Results show that the overall SIR for solid tumors after NHL in the study was 1.65 - i.e. people who have had NHL are 1.65 times more likely to develop other cancers than the general population who have never had NHL.

Among the 25 most common solid tumors the incidence among patients with NHL compared with the normal population increased in 16 different tumor types. The only decreased risk was observed for endometrial cancer, which was shown to be half that of the general population. (SIR=0.52). The highest risk observed was for spinal meningioma (40.8), followed by cancers in the nervous system excluding the brain (18.1), with other common sites including the thyroid (6.49), and nose (5,96).

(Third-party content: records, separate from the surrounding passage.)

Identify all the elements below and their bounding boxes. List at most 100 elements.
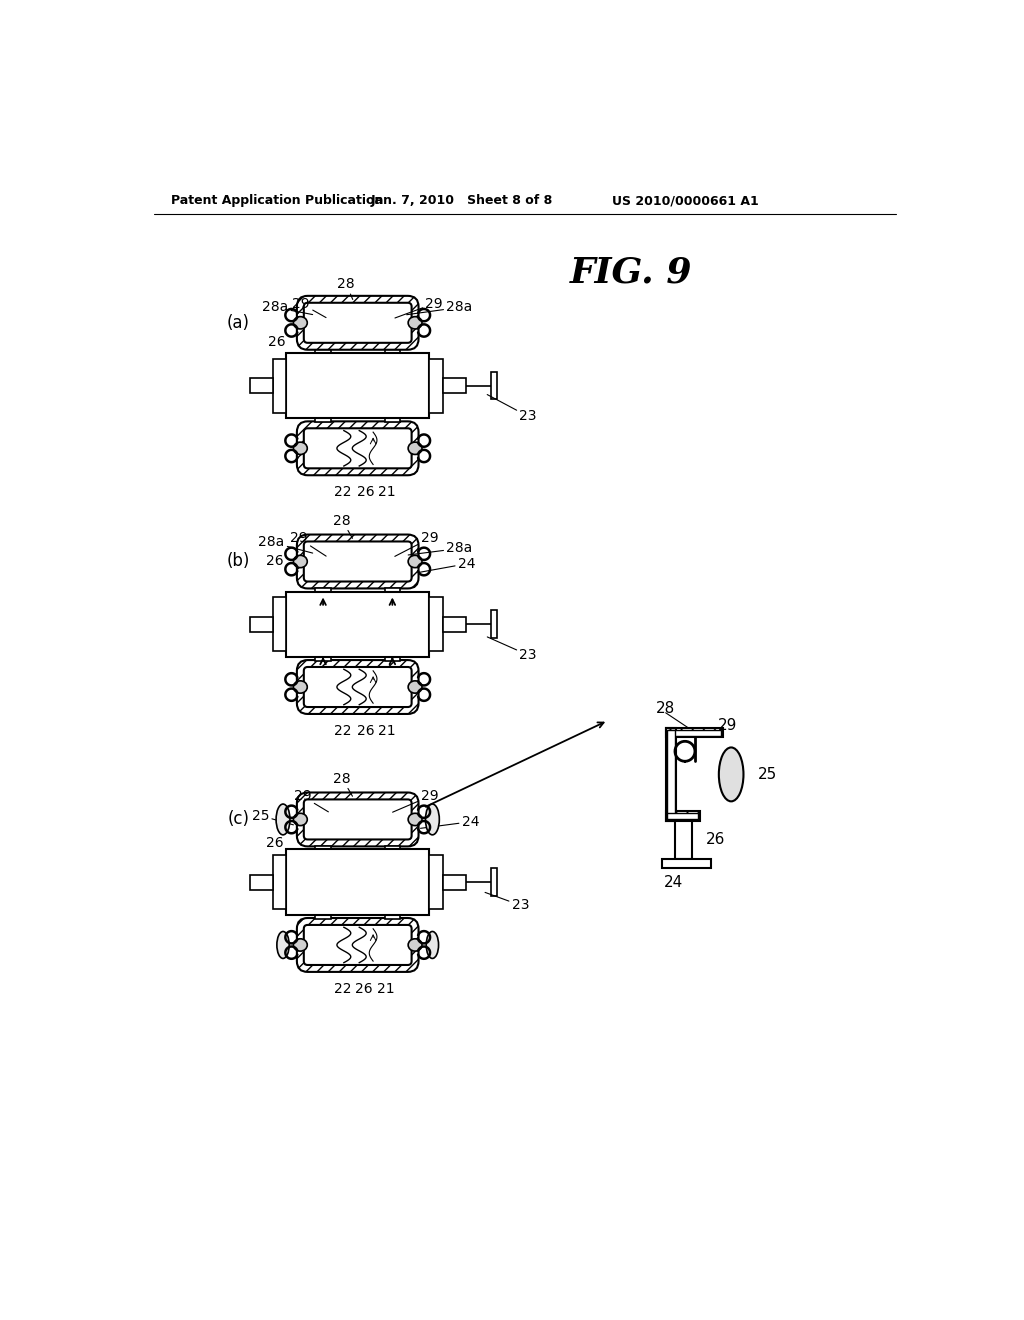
Text: Jan. 7, 2010   Sheet 8 of 8: Jan. 7, 2010 Sheet 8 of 8 [371,194,553,207]
Text: 23: 23 [485,892,529,912]
FancyBboxPatch shape [304,541,412,582]
Text: 25: 25 [252,809,294,825]
Text: 28: 28 [334,772,352,796]
Text: 22: 22 [334,486,351,499]
Bar [429,855,442,909]
Text: 29: 29 [718,718,737,734]
Text: (c): (c) [227,810,250,829]
FancyBboxPatch shape [304,428,412,469]
Bar [662,859,711,869]
Bar [287,850,429,915]
FancyBboxPatch shape [304,302,412,343]
Bar [429,359,442,413]
Text: 28: 28 [334,513,352,539]
FancyBboxPatch shape [297,296,419,350]
Text: 29: 29 [395,532,438,556]
Bar [492,869,497,896]
Ellipse shape [409,556,422,568]
Text: 23: 23 [487,395,537,424]
Text: 24: 24 [418,557,475,573]
Text: 29: 29 [292,297,326,318]
FancyBboxPatch shape [304,667,412,708]
Bar [675,821,692,859]
Bar [666,729,677,821]
Bar [250,378,272,393]
Bar [287,352,429,418]
FancyBboxPatch shape [304,800,412,840]
FancyBboxPatch shape [297,535,419,589]
Bar [666,729,723,738]
Text: 29: 29 [294,789,329,812]
Ellipse shape [294,556,307,568]
Ellipse shape [294,442,307,454]
Text: 29: 29 [290,532,326,556]
Bar [442,874,466,890]
Ellipse shape [294,939,307,952]
Text: 26: 26 [356,486,374,499]
Text: 28a: 28a [407,301,472,314]
Bar [385,915,400,919]
Bar [272,597,287,651]
Ellipse shape [294,317,307,329]
Text: 28: 28 [337,277,355,300]
Text: 29: 29 [392,789,438,812]
Bar [315,915,331,919]
Text: 25: 25 [758,767,777,781]
Bar [492,610,497,638]
Bar [442,616,466,632]
Ellipse shape [409,317,422,329]
Ellipse shape [276,804,290,834]
Bar [429,597,442,651]
Bar [385,656,400,661]
FancyBboxPatch shape [297,421,419,475]
Ellipse shape [409,939,422,952]
FancyBboxPatch shape [297,660,419,714]
Text: FIG. 9: FIG. 9 [569,255,692,289]
Bar [492,372,497,400]
Text: 28: 28 [656,701,676,717]
Bar [315,350,331,354]
Ellipse shape [276,932,289,958]
Text: Patent Application Publication: Patent Application Publication [171,194,383,207]
Text: 26: 26 [266,836,284,850]
FancyBboxPatch shape [304,925,412,965]
Text: 26: 26 [356,723,374,738]
Bar [272,359,287,413]
Bar [385,417,400,422]
Text: 21: 21 [378,486,396,499]
Bar [315,846,331,850]
Ellipse shape [409,442,422,454]
Text: 21: 21 [377,982,394,995]
FancyBboxPatch shape [297,792,419,846]
Text: (a): (a) [227,314,250,331]
Text: 21: 21 [378,723,396,738]
Bar [250,874,272,890]
Text: 22: 22 [334,982,351,995]
FancyBboxPatch shape [297,917,419,972]
Text: 28a: 28a [258,535,312,553]
Ellipse shape [409,681,422,693]
Bar [668,730,675,818]
Text: 28a: 28a [409,541,472,556]
Bar [272,855,287,909]
Ellipse shape [294,813,307,825]
Bar [315,656,331,661]
Bar [385,350,400,354]
Ellipse shape [425,804,439,834]
Bar [442,378,466,393]
Text: (b): (b) [226,553,250,570]
Text: 26: 26 [706,833,725,847]
Bar [287,591,429,657]
Ellipse shape [294,681,307,693]
Bar [668,730,721,737]
Text: 24: 24 [421,814,479,829]
Ellipse shape [426,932,438,958]
Text: 22: 22 [334,723,351,738]
Bar [315,417,331,422]
Text: 26: 26 [268,335,286,348]
Text: 26: 26 [355,982,373,995]
Text: US 2010/0000661 A1: US 2010/0000661 A1 [611,194,759,207]
Ellipse shape [719,747,743,801]
Bar [250,616,272,632]
Text: 23: 23 [487,638,537,663]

A separate analysis showed that the overall SIRs for solid tumors declined with increasing age at diagnosis. It was 4.52 (i.e. 4.52 times that of the normal population) for people diagnosed with NHL below the age of 20, compared to 3.03 for patients diagnosed between 20 to 39, 1.59 for those between 40 and 49, 1.55 for those between 50 and 59, 1.48 for those between 60 and 69, and finally 1.12 for those aged 70 plus. An additional finding was that the development of solid tumors was greatest 21 to 30 years after diagnosis.

The results, say Hemminki and colleagues, provide valuable insights into the carcinogenic process. "The initially high relative risks in young patients probably reflect sensitivity of the growing organism to an aggressive and potentially carcinogenic therapy," they write, adding that the castrating effects of NHL therapy may offer an explanation for reductions in endometrial cancer, a hormone sensitive tumor.

The fact that tumor toll is largest 21 to 30 years after diagnosis has important implications for the timing of medical surveillance schemes for patients with NHL. "Longer follow-up periods of patients will be needed to fully characterize the long-term effects of NHL therapy," they write, adding the individual solid tumors are likely to show variable responses.

Limitations of the study, write the authors, include lack of data about treatments, short follow-up times, small number of subjects after the subdivisions of the initially large study population, and the large increases in the incidence of NHL during the study period.